The problems afflicting medicine apply to advanced technology in general. Consider Nakamura Shuji, the inventor of important breakthroughs in blue lasers, the Holy Grail of the consumer-electronics industry. Blue lasers allow for far greater data storage and for images much superior to those available today, but nobody had been able to produce a sustained beam of blue laser light until 1999, when Nakamura developed one that beams light for up to ten thousand hours. His employer, Nichia Chemical, now leases the technology to the electronics giant Pioneer; this may be one of the finest achievements of postwar Japanese technology.
So what happened to Nakamura? Not only was he not rewarded or promoted (he earned $100 each for his five hundred patents in the 1990s) but when he decided to leave Nichia, no Japanese company even made him an offer. He attributes this to the fact that he graduated from a minor university and worked at a small firm in the provinces. In February 2000, he therefore took a job as a researcher at the University of California at Santa Barbara. He says, «No bonus, no big position. This is a Japanese company. So I go to the U.S.A.»
Another example of how hard it is for independent-minded inventors or entrepreneurs to get ahead in Japan is Okabe Nobuya, who runs a company that makes science-fiction effects for movies and television. He invented a program that allows games makers to vary the background scenery on the screen, but he could not interest Japanese manufacturers. «Japan is like the army with everyone in senior-junior relationships,» he says. «But it's not manly to stick around complaining, so I'm finding my own solution.» He took his program to a convention in San Diego and soon had multiple orders. Okabe has since moved most of his company to Hollywood.

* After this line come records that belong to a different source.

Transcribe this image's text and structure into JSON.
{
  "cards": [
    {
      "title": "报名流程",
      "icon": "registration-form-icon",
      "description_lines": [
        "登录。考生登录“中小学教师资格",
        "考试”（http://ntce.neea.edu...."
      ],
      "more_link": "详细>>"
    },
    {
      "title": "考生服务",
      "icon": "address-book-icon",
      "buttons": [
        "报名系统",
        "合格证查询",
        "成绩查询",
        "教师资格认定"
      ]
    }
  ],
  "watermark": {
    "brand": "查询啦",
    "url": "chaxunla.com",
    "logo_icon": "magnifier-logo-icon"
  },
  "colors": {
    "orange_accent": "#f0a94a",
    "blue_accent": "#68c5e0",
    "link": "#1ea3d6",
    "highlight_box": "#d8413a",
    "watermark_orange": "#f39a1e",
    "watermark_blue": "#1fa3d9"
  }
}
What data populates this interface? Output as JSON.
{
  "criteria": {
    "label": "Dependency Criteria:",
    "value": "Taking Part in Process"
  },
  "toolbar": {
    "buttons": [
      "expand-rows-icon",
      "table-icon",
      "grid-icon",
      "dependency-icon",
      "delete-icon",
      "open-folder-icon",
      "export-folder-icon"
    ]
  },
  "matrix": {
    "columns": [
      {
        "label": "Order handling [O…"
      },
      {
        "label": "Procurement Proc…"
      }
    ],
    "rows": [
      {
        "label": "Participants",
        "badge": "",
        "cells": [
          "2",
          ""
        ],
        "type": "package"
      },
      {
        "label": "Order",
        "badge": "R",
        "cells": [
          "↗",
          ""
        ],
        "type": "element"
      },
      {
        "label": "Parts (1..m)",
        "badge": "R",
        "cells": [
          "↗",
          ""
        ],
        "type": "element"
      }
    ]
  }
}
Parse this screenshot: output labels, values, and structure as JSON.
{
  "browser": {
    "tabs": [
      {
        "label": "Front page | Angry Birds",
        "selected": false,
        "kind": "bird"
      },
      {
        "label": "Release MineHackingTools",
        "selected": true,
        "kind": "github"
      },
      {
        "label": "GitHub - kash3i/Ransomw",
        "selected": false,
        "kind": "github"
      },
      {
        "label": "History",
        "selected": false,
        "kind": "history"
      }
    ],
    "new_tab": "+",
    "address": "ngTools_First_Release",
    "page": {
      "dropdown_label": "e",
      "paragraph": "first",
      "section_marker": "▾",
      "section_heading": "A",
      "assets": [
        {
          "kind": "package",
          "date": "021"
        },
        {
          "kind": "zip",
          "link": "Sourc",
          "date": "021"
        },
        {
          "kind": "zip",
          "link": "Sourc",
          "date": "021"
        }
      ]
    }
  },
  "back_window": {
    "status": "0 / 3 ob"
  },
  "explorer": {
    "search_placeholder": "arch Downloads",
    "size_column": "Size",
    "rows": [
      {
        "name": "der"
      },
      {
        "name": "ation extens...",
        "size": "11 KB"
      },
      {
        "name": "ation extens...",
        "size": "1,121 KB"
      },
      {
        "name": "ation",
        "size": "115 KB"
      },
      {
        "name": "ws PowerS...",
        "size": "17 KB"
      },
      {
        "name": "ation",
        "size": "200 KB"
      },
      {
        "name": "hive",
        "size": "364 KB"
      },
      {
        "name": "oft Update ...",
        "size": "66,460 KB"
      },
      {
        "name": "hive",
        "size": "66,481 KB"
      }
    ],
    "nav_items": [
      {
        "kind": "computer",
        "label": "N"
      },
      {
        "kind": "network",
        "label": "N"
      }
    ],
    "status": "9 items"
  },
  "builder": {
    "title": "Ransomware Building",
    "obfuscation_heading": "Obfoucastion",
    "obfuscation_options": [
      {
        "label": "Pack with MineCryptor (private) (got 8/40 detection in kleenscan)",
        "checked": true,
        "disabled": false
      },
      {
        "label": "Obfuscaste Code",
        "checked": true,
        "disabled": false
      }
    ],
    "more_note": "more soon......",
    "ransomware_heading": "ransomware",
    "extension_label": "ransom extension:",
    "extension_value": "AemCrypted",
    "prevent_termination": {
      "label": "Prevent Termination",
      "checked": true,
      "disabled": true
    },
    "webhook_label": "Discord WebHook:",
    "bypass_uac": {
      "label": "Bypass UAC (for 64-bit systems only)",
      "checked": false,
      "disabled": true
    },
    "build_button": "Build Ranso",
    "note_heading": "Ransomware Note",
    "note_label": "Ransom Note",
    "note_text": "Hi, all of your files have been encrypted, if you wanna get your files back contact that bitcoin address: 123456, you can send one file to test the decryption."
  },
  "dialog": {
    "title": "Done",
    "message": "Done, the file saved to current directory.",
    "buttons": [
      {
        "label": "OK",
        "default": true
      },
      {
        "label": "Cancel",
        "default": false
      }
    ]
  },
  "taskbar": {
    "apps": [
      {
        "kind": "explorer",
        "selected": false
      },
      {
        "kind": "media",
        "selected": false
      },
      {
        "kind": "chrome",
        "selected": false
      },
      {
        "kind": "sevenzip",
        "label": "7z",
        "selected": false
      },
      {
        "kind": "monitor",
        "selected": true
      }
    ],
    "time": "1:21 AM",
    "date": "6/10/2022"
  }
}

Meanwhile, JETRO (Japan External Trade Organization) has set up a fund called Tiger's Gate 2000 to nurture young Internet entrepreneurs in Japan. However, the condition of JETRO's support is that the young tigers move to the United States and learn how to do business there. Okabe sells software in the United States because he cannot find buyers at home; JETRO actually requires that young Internet start-ups leave the country! Such are Japan's up-and-coming entrepreneurs: their success depends on the degree to which they avoid Japan.